Çiftçi H Tunç, Verhage Michael, Cromwijk Tamar, Pham Van Laurent, Koopmans Bert, Flipse Kees, Kurnosikov Oleg
Department of Applied Physics, Eindhoven University of Technology, PO Box 513,, 5600 MB Eindhoven, the Netherlands.
DRF/IRAMIS/SPEC-LEPO, Centre CEA de Saclay, 91191 Gif-sur-Yvette, France.
Microsyst Nanoeng. 2022 May 16;8:51. doi: 10.1038/s41378-022-00379-x. eCollection 2022.

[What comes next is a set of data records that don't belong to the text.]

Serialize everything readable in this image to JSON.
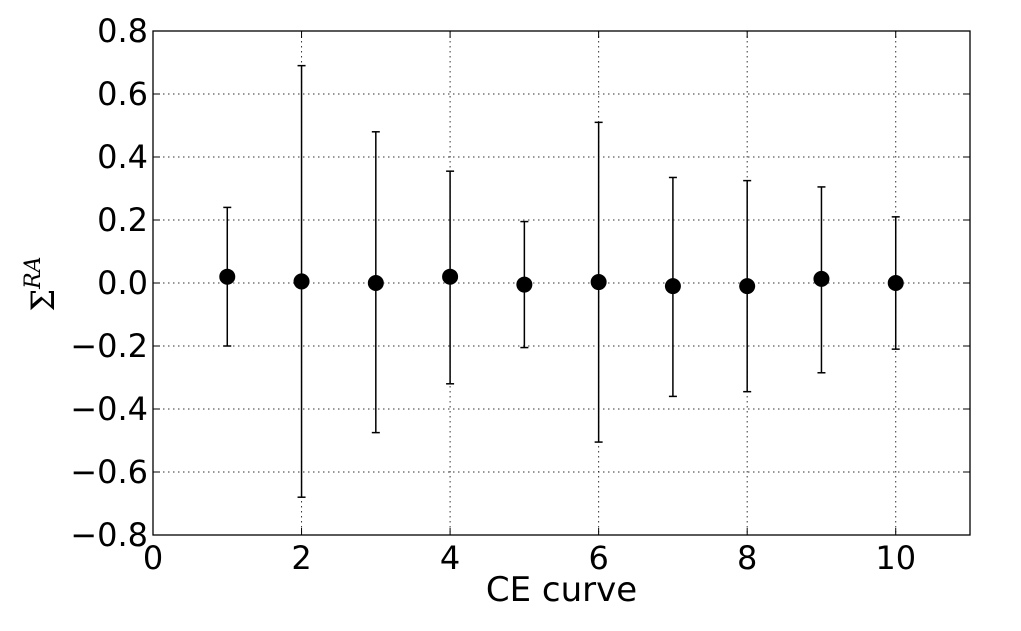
{
  "chart_data": {
    "type": "scatter",
    "xlabel": "CE curve",
    "ylabel": {
      "base": "Σ",
      "superscript": "RA"
    },
    "xlim": [
      0,
      11
    ],
    "ylim": [
      -0.8,
      0.8
    ],
    "xticks": [
      0,
      2,
      4,
      6,
      8,
      10
    ],
    "yticks": [
      0.8,
      0.6,
      0.4,
      0.2,
      0.0,
      -0.2,
      -0.4,
      -0.6,
      -0.8
    ],
    "xtick_labels": [
      "0",
      "2",
      "4",
      "6",
      "8",
      "10"
    ],
    "ytick_labels": [
      "0.8",
      "0.6",
      "0.4",
      "0.2",
      "0.0",
      "−0.2",
      "−0.4",
      "−0.6",
      "−0.8"
    ],
    "grid": true,
    "marker_color": "#000000",
    "points": [
      {
        "x": 1,
        "y": 0.02,
        "err_low": -0.2,
        "err_high": 0.24
      },
      {
        "x": 2,
        "y": 0.005,
        "err_low": -0.68,
        "err_high": 0.69
      },
      {
        "x": 3,
        "y": 0.0,
        "err_low": -0.475,
        "err_high": 0.48
      },
      {
        "x": 4,
        "y": 0.02,
        "err_low": -0.32,
        "err_high": 0.355
      },
      {
        "x": 5,
        "y": -0.005,
        "err_low": -0.205,
        "err_high": 0.195
      },
      {
        "x": 6,
        "y": 0.003,
        "err_low": -0.505,
        "err_high": 0.51
      },
      {
        "x": 7,
        "y": -0.01,
        "err_low": -0.36,
        "err_high": 0.335
      },
      {
        "x": 8,
        "y": -0.01,
        "err_low": -0.345,
        "err_high": 0.325
      },
      {
        "x": 9,
        "y": 0.013,
        "err_low": -0.285,
        "err_high": 0.305
      },
      {
        "x": 10,
        "y": 0.0,
        "err_low": -0.21,
        "err_high": 0.21
      }
    ]
  }
}
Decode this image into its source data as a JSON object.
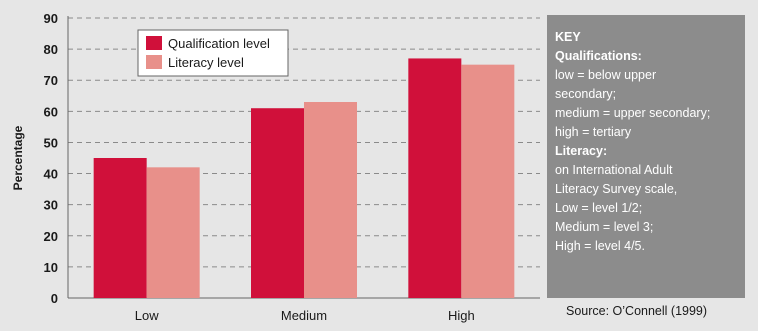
{
  "chart_data": {
    "type": "bar",
    "categories": [
      "Low",
      "Medium",
      "High"
    ],
    "series": [
      {
        "name": "Qualification level",
        "color": "#d0103a",
        "values": [
          45,
          61,
          77
        ]
      },
      {
        "name": "Literacy level",
        "color": "#e8908a",
        "values": [
          42,
          63,
          75
        ]
      }
    ],
    "ylabel": "Percentage",
    "xlabel": "",
    "ylim": [
      0,
      90
    ],
    "yticks": [
      0,
      10,
      20,
      30,
      40,
      50,
      60,
      70,
      80,
      90
    ],
    "grid": true,
    "legend_placement": "top-left"
  },
  "key": {
    "title": "KEY",
    "lines": [
      {
        "text": "Qualifications:",
        "bold": true
      },
      {
        "text": "low = below upper",
        "bold": false
      },
      {
        "text": "secondary;",
        "bold": false
      },
      {
        "text": "medium = upper secondary;",
        "bold": false
      },
      {
        "text": "high = tertiary",
        "bold": false
      },
      {
        "text": "Literacy:",
        "bold": true
      },
      {
        "text": "on International Adult",
        "bold": false
      },
      {
        "text": "Literacy Survey scale,",
        "bold": false
      },
      {
        "text": "Low = level 1/2;",
        "bold": false
      },
      {
        "text": "Medium = level 3;",
        "bold": false
      },
      {
        "text": "High = level 4/5.",
        "bold": false
      }
    ]
  },
  "source": "Source: O’Connell (1999)"
}
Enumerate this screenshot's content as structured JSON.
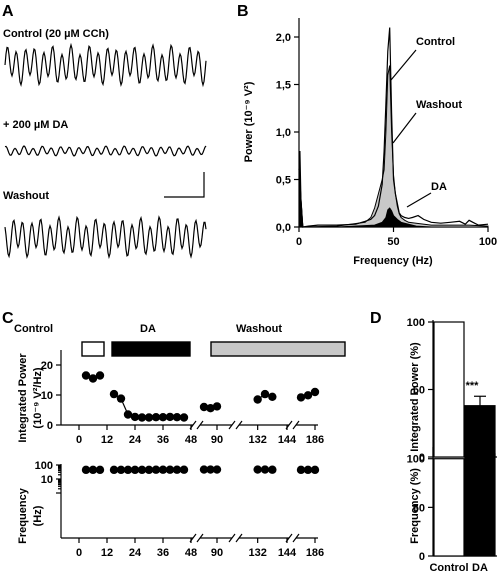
{
  "panels": {
    "A": {
      "letter": "A",
      "traces": [
        {
          "label": "Control (20 µM CCh)",
          "amplitude": 1.0
        },
        {
          "label": "+ 200 µM DA",
          "amplitude": 0.25
        },
        {
          "label": "Washout",
          "amplitude": 1.0
        }
      ]
    },
    "B": {
      "letter": "B"
    },
    "C": {
      "letter": "C"
    },
    "D": {
      "letter": "D"
    }
  },
  "chart_data": [
    {
      "type": "area",
      "id": "B",
      "xlabel": "Frequency (Hz)",
      "ylabel": "Power (10⁻⁹ V²)",
      "xlim": [
        0,
        100
      ],
      "ylim": [
        0,
        2.2
      ],
      "xticks": [
        "0",
        "50",
        "100"
      ],
      "yticks": [
        "0,0",
        "0,5",
        "1,0",
        "1,5",
        "2,0"
      ],
      "series": [
        {
          "name": "Control",
          "style": "line",
          "x": [
            0,
            0.5,
            1,
            2,
            5,
            10,
            20,
            30,
            35,
            38,
            40,
            42,
            44,
            45,
            46,
            47,
            48,
            49,
            50,
            51,
            52,
            53,
            54,
            56,
            58,
            60,
            63,
            66,
            70,
            75,
            80,
            85,
            88,
            90,
            92,
            95,
            100
          ],
          "y": [
            0.6,
            0.8,
            0.3,
            0.0,
            0.01,
            0.02,
            0.02,
            0.03,
            0.06,
            0.08,
            0.12,
            0.22,
            0.45,
            0.8,
            1.3,
            1.85,
            2.1,
            1.2,
            0.5,
            0.35,
            0.25,
            0.15,
            0.12,
            0.1,
            0.09,
            0.1,
            0.12,
            0.08,
            0.05,
            0.04,
            0.05,
            0.06,
            0.03,
            0.07,
            0.05,
            0.02,
            0.03
          ]
        },
        {
          "name": "Washout",
          "style": "filled-grey",
          "x": [
            0,
            1,
            2,
            20,
            35,
            38,
            40,
            42,
            44,
            45,
            46,
            47,
            48,
            49,
            50,
            51,
            52,
            53,
            54,
            56,
            58,
            62,
            70,
            80,
            90,
            100
          ],
          "y": [
            0.7,
            0.3,
            0.0,
            0.01,
            0.05,
            0.1,
            0.2,
            0.35,
            0.5,
            0.6,
            1.0,
            1.6,
            1.7,
            1.0,
            0.55,
            0.35,
            0.22,
            0.14,
            0.1,
            0.07,
            0.05,
            0.04,
            0.02,
            0.02,
            0.02,
            0.01
          ]
        },
        {
          "name": "DA",
          "style": "filled-black",
          "x": [
            0,
            1,
            2,
            20,
            40,
            44,
            46,
            47,
            48,
            49,
            50,
            51,
            52,
            54,
            58,
            62,
            70,
            100
          ],
          "y": [
            0.7,
            0.3,
            0.0,
            0.0,
            0.02,
            0.05,
            0.1,
            0.18,
            0.2,
            0.17,
            0.12,
            0.1,
            0.08,
            0.05,
            0.03,
            0.01,
            0.0,
            0.0
          ]
        }
      ]
    },
    {
      "type": "scatter",
      "id": "C-top",
      "ylabel_lines": [
        "Integrated Power",
        "(10⁻⁹ V²/Hz)"
      ],
      "ylim": [
        0,
        25
      ],
      "yticks": [
        "0",
        "10",
        "20"
      ],
      "xticks": [
        "0",
        "12",
        "24",
        "36",
        "48",
        "90",
        "132",
        "144",
        "186"
      ],
      "bars": [
        {
          "name": "Control",
          "fill": "white"
        },
        {
          "name": "DA",
          "fill": "black"
        },
        {
          "name": "Washout",
          "fill": "#c8c8c8"
        }
      ],
      "segments": [
        {
          "name": "Control",
          "x": [
            3,
            6,
            9
          ],
          "y": [
            16.5,
            15.5,
            16.5
          ]
        },
        {
          "name": "DA",
          "x": [
            15,
            18,
            21,
            24,
            27,
            30,
            33,
            36,
            39,
            42,
            45
          ],
          "y": [
            10.3,
            8.8,
            3.5,
            2.7,
            2.5,
            2.5,
            2.6,
            2.6,
            2.7,
            2.6,
            2.5
          ]
        },
        {
          "name": "Washout",
          "x": [
            84,
            87,
            90
          ],
          "y": [
            6.0,
            5.6,
            6.2
          ]
        },
        {
          "name": "Washout",
          "x": [
            132,
            135,
            138
          ],
          "y": [
            8.5,
            10.3,
            9.4
          ]
        },
        {
          "name": "Washout",
          "x": [
            180,
            183,
            186
          ],
          "y": [
            9.2,
            9.9,
            11.0
          ]
        }
      ]
    },
    {
      "type": "scatter",
      "id": "C-bottom",
      "ylabel_lines": [
        "Frequency",
        "(Hz)"
      ],
      "yscale": "log",
      "ylim": [
        1,
        100
      ],
      "yticks": [
        "1",
        "10",
        "100"
      ],
      "xticks": [
        "0",
        "12",
        "24",
        "36",
        "48",
        "90",
        "132",
        "144",
        "186"
      ],
      "segments": [
        {
          "name": "Control",
          "x": [
            3,
            6,
            9
          ],
          "y": [
            45,
            45,
            45
          ]
        },
        {
          "name": "DA",
          "x": [
            15,
            18,
            21,
            24,
            27,
            30,
            33,
            36,
            39,
            42,
            45
          ],
          "y": [
            45,
            45,
            45,
            45,
            45,
            45,
            46,
            46,
            46,
            46,
            46
          ]
        },
        {
          "name": "Washout",
          "x": [
            84,
            87,
            90
          ],
          "y": [
            47,
            47,
            47
          ]
        },
        {
          "name": "Washout",
          "x": [
            132,
            135,
            138
          ],
          "y": [
            47,
            47,
            46
          ]
        },
        {
          "name": "Washout",
          "x": [
            180,
            183,
            186
          ],
          "y": [
            45,
            45,
            45
          ]
        }
      ]
    },
    {
      "type": "bar",
      "id": "D-top",
      "categories": [
        "Control",
        "DA"
      ],
      "values": [
        100,
        38
      ],
      "errors": [
        0,
        7
      ],
      "ylabel": "Integrated Power (%)",
      "ylim": [
        0,
        100
      ],
      "yticks": [
        "0",
        "50",
        "100"
      ],
      "annotation": "***"
    },
    {
      "type": "bar",
      "id": "D-bottom",
      "categories": [
        "Control",
        "DA"
      ],
      "values": [
        100,
        105
      ],
      "errors": [
        0,
        3
      ],
      "ylabel": "Frequency (%)",
      "ylim": [
        0,
        110
      ],
      "yticks": [
        "0",
        "50",
        "100"
      ]
    }
  ]
}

We present a new approach to tuning-fork-based atomic force microscopy for utilizing advanced "tip-on-chip" probes with high sensitivity and broad compatibility. Usually, such chip-like probes with a size reaching 2 × 2 mm drastically perturb the oscillation of the tuning fork, resulting in poor performance in its intrinsic force sensing. Therefore, restoring initial oscillatory characteristics is necessary for regaining high sensitivity. To this end, we developed a new approach consisting of three basic steps: tuning-fork rebalancing, revamping holder-sensor fixation, and electrode reconfiguration. Mass rebalancing allows the tuning fork to recover the frequency and regain high Q-factor values up to 10 in air and up to 4 × 10 in ultra-high vacuum conditions. The floating-like holder-fixation using soft wires significantly reduces energy dissipation from the mounting elements. Combined with the soft wires, reconfigured electrodes provide electrical access to the chip-like probe without intervening in the force-sensing signal. Finally, our easy-to-implement approach allows converting the atomic force microscopy tip from a passive tool to a dedicated microdevice with extended functionality.
我们提出了一种基于音叉的原子力显微镜的新方法,用于利用具有高灵敏度和广泛兼容性的先进“芯片上的探针”。通常,这种尺寸达到2×2毫米的芯片状探针会极大地干扰音叉的振荡,导致其固有力传感性能不佳。因此,恢复初始振荡特性对于恢复高灵敏度是必要的。为此,我们开发了一种由三个基本步骤组成的新方法:音叉重新平衡、改进支架-传感器固定以及电极重新配置。质量重新平衡使音叉能够恢复频率,并在空气中重新获得高达10的品质因数,在超高真空条件下高达4×10。使用软线的类似浮动的支架固定显著减少了安装元件的能量耗散。与软线相结合,重新配置的电极在不干扰力传感信号的情况下为芯片状探针提供电连接。最后,我们易于实现的方法允许将原子力显微镜探针从一个被动工具转变为一个具有扩展功能的专用微器件。